Un homme sans âge se présente sous une identité inventée : « B ». Après onze mois d’instruction durant lesquels il a été placé en détention, il est jugé par le tribunal correctionnel pour usage et trafic de stupéfiants pendant deux ans.

Les policiers l’avaient interpellé en septembre 2011 à son domicile du 16e arrondissement après qu’un renseignement anonyme avait dénoncé le trafic. Ils avaient assisté durant plusieurs jours à des allées et venues suspectes et à une « transaction ». La perquisition qui s’est en suivie n’est pas revenue bredouille. Parmi les objets saisis figuraient plusieurs bonbonnes de cocaïne, des galettes de crack, une balance de précision et de l’argent. Les différents acheteurs auditionnés dans le cadre de l’enquête confirment avoir acquis de la drogue auprès du prévenu, et certains ont même précisé qu’il était leur fournisseur habituel et qu’il monnayait le gramme environ 70 euros.
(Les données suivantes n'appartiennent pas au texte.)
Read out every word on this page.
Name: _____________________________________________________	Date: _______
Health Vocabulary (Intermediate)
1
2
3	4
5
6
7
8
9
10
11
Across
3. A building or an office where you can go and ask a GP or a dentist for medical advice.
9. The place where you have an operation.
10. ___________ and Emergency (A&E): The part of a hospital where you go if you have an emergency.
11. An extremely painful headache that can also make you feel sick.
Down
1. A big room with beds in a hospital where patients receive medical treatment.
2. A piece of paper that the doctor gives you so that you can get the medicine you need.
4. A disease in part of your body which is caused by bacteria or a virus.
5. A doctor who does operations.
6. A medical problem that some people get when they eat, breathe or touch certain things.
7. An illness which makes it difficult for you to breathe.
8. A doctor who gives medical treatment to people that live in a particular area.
L’homme indique être un « ancien consommateur » de stupéfiants. Sauf que les tests pratiqués lors de l’interpellation l’ont étiqueté positif à la cocaïne et au cannabis. Sachant qu’il risque gros, il tente de minimiser sa participation active au trafic. « C’est mon oncle qui m’hébergeait et qui m’a laissé la drogue quand je suis parti. Il savait que j’étais en galère, c’est lui qui m’a conseillé de vendre la drogue… » Et d’évoquer le piège de l' »engrenage » et l’étreinte de la « solitude ».

Quatre ans de prison

Sur son casier, deux mentions gênantes aggravent son cas. Il a été condamné à deux lourdes peines pour trafic de stupéfiants, dont un an de prison. Il est en outre sous le coup d’une interdiction du territoire français. Le procureur demande l’application de la peine plancher de 4 ans ferme « en raison des quantités retrouvées (plus de 300 grammes de drogue) et du nombre de clients ».

« Ce n’est pas un trafiquant qui profite de l’argent généré par la souffrance des autres, car la première victime, c’est lui ! » plaide son avocat. Il demande l’indulgence du tribunal face à un prévenu qui reconnaît les faits, « ce qui est rare dans ce type d’affaires ». Reste que, pour le tribunal, ces faits appellent une sanction. L’homme sera condamné à 4 ans, dont un an assorti d’un sursis avec mise à l’épreuve pendant deux ans. À l’issue de cette peine, il sera sous le coup d’une interdiction du territoire français pendant 5 ans.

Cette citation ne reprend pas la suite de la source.